Medo e criação divina
Talvez nenhum sentimento tenha moldado tanto o espírito humano quanto o medo. Antes do fogo, antes da linguagem estruturada, já havia o som da tempestade, o rugido do predador, a morte súbita do companheiro — e, perante o desconhecido, o homem tremeu. E, tremendo, imaginou. E, imaginando, criou.
O medo é a mãe silenciosa da divindade: não por malícia, mas por necessidade. Ao não compreender o relâmpago, o trovão, a seca ou a peste, o homem primitivo atribuiu-lhes intenções, vontades, personalidades. Deuses da colheita, da guerra, da fertilidade. Deuses coléricos ou piedosos. Era mais suportável viver sob o jugo de entidades invisíveis do que aceitar o caos absoluto.
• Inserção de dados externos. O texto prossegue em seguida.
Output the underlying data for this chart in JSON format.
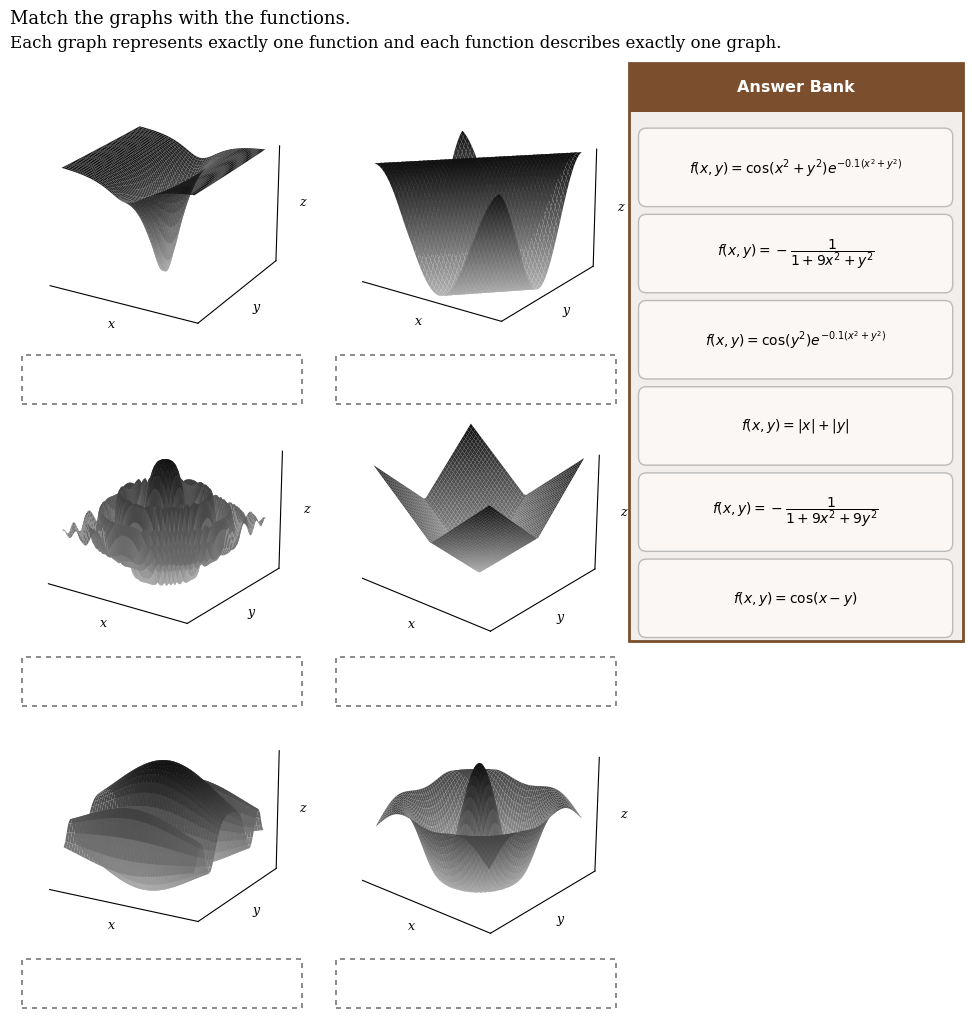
{
  "title1": "Match the graphs with the functions.",
  "title2": "Each graph represents exactly one function and each function describes exactly one graph.",
  "answer_bank_title": "Answer Bank",
  "answer_bank_header_color": "#7B4F2E",
  "answer_bank_bg": "#F2EEEC",
  "answer_bank_border": "#7B4F2E",
  "formulas_latex": [
    "$f(x, y) = \\cos(x^2 + y^2)e^{-0.1(x^2+y^2)}$",
    "$f(x, y) = -\\dfrac{1}{1+9x^2+y^2}$",
    "$f(x, y) = \\cos(y^2)e^{-0.1(x^2+y^2)}$",
    "$f(x, y) = |x| + |y|$",
    "$f(x, y) = -\\dfrac{1}{1+9x^2+9y^2}$",
    "$f(x, y) = \\cos(x - y)$"
  ],
  "background_color": "#ffffff",
  "axis_label_fontsize": 8
}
A ordem imposta pelo mito confortava — o sagrado é, no fundo, uma tentativa de domesticar o abismo.
Religiosamente, o homem não adora só por amor, mas por receio. Ora busca o favor do divino, ora tenta aplacar a sua ira. O ritual nasce do medo de errar, o templo do medo do abandono, o dogma do medo do erro. Até o inferno, conceito que paralisa milhões, é uma escultura do medo moldada em fogo e castigo.
Mas haverá, também, um medo mais profundo: o medo de que não haja nada. Que o universo não passe de um vazio indiferente, sem olhos a julgar nem ouvidos a escutar. E então, em desespero criativo, o homem pinta estrelas com significados, ouve vozes no vento e interpreta sinais nos sonhos. Esse é o lado esotérico da alma humana — o desejo de encontrar sentido onde há silêncio, de transformar angústia em revelação.
Assim, não foram os deuses que criaram o homem. Foi o medo do homem que criou os deuses — e, com eles, nasceu também a esperança. Pois onde há temor, há também desejo de salvação.
Talvez, no fim, Deus seja menos uma resposta do que uma pergunta: e se eu não estiver sozinho?